Despite Rolls-Royce coining the term "post-opulence" to describe the new Ghost, few cars in the world are as posh as this one. Debuting this month, the 2021 Ghost takes lessons learned from Rolls-Royce's Cullinan SUV and Phantom sedan but adds a few clever tricks of its own. The result is one of the finest luxury cars money can buy. Opulent indeed.

The Ghost's exterior design is intentionally quite simple. The clean lines and smooth creases let you focus on the details, and the hand-welded aluminum body panels are huge, allowing for as few cut lines as possible. Also, for the first time on any Rolls-Royce, the Spirit of Ecstasy hood ornament sits within its own "lake of bonnet," rather than being housed on a separate panel. It's all very clean and incredibly handsome.

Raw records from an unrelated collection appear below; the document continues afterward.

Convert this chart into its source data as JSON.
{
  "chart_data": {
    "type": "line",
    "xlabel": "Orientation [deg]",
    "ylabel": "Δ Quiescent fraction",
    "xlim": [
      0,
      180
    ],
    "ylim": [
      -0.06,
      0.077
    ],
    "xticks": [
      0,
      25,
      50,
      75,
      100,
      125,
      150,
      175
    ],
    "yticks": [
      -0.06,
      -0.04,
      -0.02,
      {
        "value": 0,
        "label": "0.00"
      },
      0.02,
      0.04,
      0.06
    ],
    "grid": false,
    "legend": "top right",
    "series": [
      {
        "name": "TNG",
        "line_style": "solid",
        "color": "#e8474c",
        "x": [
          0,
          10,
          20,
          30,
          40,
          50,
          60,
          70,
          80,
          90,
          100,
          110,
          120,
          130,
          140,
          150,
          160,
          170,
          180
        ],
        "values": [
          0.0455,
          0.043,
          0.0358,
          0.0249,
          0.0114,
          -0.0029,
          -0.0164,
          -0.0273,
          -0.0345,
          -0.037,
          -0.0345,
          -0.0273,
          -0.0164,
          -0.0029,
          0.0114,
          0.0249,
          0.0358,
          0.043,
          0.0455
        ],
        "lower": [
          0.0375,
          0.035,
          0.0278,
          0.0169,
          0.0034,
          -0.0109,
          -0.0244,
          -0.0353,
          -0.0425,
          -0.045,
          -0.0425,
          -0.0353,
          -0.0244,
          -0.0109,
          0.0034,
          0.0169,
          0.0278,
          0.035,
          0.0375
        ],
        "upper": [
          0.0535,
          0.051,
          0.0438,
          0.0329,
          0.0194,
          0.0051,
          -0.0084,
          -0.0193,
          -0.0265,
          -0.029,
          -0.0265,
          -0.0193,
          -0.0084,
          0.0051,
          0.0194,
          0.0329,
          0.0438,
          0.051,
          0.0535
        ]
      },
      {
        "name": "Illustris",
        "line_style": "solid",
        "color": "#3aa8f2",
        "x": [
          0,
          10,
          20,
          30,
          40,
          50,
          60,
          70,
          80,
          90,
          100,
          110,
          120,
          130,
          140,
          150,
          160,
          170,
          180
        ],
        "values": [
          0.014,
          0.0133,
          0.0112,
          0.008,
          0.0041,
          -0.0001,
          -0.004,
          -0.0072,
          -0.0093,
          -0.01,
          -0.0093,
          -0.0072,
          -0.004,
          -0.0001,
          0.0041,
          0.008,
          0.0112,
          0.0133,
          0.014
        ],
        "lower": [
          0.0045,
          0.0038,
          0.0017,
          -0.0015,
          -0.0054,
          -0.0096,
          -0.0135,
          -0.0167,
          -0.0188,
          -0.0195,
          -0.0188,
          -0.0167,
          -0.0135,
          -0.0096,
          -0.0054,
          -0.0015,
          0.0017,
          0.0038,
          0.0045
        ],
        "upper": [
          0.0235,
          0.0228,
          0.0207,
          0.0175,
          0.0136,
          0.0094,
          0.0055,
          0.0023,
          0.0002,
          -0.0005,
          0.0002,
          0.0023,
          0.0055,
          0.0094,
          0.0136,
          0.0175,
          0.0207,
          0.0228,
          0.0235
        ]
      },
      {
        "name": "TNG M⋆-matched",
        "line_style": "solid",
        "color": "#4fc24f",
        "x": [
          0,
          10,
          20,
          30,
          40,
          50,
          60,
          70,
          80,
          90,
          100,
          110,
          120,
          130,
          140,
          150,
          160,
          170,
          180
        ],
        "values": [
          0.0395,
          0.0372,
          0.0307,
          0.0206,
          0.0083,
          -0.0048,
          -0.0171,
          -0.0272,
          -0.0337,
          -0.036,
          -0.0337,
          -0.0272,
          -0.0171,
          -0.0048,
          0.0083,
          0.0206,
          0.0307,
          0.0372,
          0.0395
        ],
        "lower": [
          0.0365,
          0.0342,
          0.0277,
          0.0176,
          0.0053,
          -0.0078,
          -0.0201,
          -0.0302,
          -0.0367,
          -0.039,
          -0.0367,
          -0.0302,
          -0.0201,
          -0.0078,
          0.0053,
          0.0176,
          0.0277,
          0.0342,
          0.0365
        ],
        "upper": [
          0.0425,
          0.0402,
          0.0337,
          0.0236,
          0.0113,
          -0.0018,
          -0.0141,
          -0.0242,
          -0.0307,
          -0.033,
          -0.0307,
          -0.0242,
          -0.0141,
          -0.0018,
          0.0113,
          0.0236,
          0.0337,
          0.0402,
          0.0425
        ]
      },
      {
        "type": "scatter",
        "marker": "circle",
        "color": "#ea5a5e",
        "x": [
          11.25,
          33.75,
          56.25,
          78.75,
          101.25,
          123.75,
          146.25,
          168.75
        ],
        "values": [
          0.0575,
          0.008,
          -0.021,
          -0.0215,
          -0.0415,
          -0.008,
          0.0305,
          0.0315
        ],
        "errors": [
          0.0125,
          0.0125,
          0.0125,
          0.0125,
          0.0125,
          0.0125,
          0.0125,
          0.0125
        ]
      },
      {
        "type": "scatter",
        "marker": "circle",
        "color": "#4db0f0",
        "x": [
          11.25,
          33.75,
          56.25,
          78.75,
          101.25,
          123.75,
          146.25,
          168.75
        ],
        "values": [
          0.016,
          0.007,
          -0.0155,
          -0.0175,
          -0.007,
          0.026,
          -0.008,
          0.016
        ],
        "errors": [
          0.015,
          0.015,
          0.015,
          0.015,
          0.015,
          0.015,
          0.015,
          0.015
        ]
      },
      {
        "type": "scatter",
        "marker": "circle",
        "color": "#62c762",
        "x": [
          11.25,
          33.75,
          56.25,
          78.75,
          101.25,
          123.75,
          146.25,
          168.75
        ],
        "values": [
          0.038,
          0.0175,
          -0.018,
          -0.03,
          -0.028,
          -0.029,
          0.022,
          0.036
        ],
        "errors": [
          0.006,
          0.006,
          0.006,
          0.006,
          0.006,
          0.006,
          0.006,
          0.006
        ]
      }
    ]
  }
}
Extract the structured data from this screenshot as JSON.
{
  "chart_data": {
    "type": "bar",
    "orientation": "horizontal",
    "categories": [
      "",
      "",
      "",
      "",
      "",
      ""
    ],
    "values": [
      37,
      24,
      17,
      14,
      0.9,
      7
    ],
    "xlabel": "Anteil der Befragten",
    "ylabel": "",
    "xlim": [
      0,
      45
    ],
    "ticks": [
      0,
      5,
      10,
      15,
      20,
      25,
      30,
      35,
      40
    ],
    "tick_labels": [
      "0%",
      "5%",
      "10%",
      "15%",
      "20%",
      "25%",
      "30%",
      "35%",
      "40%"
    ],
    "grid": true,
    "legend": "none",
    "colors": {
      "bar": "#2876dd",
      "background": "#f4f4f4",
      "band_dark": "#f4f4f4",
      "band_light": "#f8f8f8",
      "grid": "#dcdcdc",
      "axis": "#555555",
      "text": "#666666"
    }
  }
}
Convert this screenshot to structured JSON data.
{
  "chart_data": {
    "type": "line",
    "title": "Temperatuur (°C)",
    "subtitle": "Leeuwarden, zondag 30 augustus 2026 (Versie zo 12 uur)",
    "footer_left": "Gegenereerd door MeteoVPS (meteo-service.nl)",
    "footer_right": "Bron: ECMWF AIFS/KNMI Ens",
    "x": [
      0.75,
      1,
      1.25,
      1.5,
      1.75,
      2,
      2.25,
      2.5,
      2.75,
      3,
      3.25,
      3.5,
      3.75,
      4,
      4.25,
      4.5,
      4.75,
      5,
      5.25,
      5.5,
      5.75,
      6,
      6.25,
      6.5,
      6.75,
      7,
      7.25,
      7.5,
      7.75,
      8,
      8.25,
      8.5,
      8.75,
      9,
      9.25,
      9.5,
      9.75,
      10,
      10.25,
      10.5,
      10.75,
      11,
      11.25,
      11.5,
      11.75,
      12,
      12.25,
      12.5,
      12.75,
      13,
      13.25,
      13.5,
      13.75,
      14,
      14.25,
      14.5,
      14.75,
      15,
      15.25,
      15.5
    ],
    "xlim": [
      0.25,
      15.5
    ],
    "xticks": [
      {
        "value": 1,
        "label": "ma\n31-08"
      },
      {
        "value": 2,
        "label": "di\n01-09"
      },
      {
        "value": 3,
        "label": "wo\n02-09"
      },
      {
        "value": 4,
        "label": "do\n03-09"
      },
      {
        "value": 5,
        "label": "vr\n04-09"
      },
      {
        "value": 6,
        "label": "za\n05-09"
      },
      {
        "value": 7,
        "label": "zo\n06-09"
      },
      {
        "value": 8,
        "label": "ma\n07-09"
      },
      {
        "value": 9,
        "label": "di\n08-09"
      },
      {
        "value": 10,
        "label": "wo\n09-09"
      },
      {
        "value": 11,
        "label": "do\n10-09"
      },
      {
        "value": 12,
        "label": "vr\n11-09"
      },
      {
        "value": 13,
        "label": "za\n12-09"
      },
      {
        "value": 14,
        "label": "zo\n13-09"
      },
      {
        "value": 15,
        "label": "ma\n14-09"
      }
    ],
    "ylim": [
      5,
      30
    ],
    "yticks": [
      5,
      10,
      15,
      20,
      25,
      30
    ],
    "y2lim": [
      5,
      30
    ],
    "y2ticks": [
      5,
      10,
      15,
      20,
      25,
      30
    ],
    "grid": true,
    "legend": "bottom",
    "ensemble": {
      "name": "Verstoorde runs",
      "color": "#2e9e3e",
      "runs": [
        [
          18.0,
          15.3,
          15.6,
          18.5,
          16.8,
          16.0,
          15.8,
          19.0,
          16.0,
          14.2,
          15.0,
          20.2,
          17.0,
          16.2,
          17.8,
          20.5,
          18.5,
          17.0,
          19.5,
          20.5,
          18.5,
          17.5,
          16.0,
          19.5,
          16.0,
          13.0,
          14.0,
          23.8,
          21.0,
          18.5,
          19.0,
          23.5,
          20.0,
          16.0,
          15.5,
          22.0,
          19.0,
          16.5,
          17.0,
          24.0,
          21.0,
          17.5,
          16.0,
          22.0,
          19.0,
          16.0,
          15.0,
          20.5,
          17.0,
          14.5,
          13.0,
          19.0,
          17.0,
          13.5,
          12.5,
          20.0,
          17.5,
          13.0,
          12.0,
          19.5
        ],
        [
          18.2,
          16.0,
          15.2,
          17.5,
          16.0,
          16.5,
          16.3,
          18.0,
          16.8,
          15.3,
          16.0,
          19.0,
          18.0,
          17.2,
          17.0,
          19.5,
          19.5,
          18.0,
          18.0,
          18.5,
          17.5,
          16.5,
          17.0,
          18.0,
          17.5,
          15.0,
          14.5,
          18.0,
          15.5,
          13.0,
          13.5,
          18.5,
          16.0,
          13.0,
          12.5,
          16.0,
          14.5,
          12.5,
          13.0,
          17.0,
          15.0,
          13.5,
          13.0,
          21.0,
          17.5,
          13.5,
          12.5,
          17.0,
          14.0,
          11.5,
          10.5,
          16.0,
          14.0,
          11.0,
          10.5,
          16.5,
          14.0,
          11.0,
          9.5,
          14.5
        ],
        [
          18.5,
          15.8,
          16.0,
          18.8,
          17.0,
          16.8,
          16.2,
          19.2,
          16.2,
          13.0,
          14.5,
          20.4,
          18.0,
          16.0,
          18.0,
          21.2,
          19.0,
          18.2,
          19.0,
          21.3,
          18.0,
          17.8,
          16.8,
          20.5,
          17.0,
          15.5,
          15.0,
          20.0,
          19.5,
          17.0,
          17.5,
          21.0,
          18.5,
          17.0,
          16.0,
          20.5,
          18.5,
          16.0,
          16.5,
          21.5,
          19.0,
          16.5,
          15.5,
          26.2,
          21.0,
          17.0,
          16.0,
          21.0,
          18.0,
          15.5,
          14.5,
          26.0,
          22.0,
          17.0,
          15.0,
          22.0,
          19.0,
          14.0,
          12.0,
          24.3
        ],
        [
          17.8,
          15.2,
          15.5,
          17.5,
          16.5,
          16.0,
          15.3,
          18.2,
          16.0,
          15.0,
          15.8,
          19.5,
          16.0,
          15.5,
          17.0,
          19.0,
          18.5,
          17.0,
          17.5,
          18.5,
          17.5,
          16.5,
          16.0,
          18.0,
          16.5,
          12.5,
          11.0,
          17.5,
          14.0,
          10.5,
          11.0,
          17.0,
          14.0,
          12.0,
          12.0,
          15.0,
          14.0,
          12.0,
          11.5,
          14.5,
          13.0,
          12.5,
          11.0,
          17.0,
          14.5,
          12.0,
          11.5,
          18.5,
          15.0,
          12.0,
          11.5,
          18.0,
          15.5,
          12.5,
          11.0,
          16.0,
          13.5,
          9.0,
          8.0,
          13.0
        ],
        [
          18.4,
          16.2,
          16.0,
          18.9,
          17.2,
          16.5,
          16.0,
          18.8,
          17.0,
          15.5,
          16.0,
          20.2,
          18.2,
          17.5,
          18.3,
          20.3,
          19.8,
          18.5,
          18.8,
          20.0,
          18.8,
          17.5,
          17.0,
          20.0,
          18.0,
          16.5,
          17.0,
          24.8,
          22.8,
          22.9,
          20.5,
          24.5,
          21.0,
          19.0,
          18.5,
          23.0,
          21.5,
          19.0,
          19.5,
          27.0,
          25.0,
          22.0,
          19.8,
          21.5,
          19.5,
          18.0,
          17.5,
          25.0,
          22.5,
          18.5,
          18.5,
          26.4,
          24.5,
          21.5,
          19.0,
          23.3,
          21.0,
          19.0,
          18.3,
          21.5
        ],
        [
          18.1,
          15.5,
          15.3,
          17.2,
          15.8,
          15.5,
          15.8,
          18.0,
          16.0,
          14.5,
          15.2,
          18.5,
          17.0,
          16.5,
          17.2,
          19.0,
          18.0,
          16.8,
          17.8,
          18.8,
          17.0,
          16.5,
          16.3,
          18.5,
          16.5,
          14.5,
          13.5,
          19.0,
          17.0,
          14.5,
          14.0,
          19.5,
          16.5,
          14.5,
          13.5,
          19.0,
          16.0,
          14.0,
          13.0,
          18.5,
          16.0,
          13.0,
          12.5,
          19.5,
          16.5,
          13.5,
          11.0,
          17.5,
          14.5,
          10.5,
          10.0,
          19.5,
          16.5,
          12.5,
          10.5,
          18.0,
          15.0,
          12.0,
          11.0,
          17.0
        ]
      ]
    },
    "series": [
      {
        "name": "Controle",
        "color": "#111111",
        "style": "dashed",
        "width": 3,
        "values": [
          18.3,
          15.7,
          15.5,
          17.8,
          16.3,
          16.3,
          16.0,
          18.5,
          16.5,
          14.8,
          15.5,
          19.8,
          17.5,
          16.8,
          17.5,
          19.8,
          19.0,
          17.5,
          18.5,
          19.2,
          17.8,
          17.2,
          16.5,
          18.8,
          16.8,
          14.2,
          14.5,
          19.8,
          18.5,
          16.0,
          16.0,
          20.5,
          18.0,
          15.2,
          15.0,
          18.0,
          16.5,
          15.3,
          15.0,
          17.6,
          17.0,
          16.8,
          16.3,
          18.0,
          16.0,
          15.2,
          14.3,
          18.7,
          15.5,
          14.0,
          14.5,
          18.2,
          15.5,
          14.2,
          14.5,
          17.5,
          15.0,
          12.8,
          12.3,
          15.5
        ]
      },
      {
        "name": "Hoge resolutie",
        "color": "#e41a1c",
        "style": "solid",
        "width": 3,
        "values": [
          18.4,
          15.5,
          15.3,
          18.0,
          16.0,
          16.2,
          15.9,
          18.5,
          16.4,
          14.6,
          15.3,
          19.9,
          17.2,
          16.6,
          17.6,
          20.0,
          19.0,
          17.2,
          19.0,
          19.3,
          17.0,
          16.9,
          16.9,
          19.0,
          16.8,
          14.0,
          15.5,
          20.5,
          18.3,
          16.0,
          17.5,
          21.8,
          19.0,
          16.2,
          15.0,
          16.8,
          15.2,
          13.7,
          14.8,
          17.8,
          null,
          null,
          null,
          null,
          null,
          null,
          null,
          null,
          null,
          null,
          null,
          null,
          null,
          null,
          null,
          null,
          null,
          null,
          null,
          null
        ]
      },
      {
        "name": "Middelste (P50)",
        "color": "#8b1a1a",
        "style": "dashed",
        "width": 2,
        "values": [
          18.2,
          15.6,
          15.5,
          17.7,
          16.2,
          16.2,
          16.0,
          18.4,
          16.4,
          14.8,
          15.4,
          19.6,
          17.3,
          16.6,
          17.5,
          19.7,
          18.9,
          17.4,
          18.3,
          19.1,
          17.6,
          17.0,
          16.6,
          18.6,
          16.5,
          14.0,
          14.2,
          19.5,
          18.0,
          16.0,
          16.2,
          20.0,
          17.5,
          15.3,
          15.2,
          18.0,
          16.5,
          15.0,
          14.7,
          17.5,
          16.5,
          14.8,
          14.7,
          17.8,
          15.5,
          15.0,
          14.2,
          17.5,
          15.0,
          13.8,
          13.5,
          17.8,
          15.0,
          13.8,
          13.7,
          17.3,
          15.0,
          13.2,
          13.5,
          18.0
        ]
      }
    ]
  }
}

Taken as a whole, the Ghost has a minimalist appearance. But look more closely and you'll notice some incredible attention to detail. The headlights and taillights are both larger and more stylized than before, and there's an added bit of brightwork in the grille. Rolls-Royce put 20 LED lights under the top of the grille that shine down on the brushed metal spokes. But since Rolls-Royce didn't want the lit-up fascia to come off as too ostentatious, the backs of the metal bars are covered in a matte finish, so they aren't quite so illuminated. Opulent, but not SUPER-opulent. You know?

V12 power with new chassis tech

The new Ghost rides on Rolls-Royce's proprietary and modular Architecture of Luxury platform, the same one that underpins the Cullinan and Phantom. Its 129.7-inch wheelbase matches that of the Cullinan, but the Ghost's body is 8 inches longer overall - 219 inches stem to stern. That's for the standard-wheelbase Ghost, by the way; an extended version will launch later this year.

Considering the familiar underpinnings, it won't surprise you that the Ghost uses a familiar engine: Rolls-Royce's well-known 6.75-liter, twin-turbocharged V12. (Fun fact: This is the only engine for which we allow two decimal places.) Here, the big V12 produces 563 horsepower and 627 pound-feet of torque, which is enough shove to get this 5,628-pound sedan to 60 mph in a scant 4.6 seconds.

 

The shared Cullinan architecture means the Ghost now has all-wheel drive, whereas its predecessor relied on rear-wheel drive only. This should make the Ghost more appealing to folks who live in colder climates - go on, park one at your grand lodge in Aspen - and provide some small handling benefits as well. Additionally, the Ghost's chassis incorporates rear-axle steering, which will not only make it slightly more agile while cornering, it'll make the big sedan far more manageable at slow speeds in parking lots, valet lines and so on.

Of course, on-road performance is relative when it comes to a Rolls-Royce. Arguably far more important than its cornering capabilities and 0-to-60 time is how smoothly the Ghost can waft down the road, delivering Rolls' signature "magic carpet ride" effect. And to that end, Rolls-Royce created something it calls the Planar Suspension System, which the company grandly says will "create a sense of flight on land never before achieved by a motor car."

The Ghost has what's called an upper-wishbone damper unit above the front suspension assembly. In simple terms, the dampers have dampers, which should make the ride buttery smooth. Plus, the Ghost has a stereo camera in the windshield that can scan the road ahead and alter the dampers for upcoming road-surface changes. Even the eight-speed automatic transmission has a GPS link so it can seamlessly upshift or downshift in advance of an approaching hill or turn. The end result is comfort above all - a ride quality that's nothing short of serene.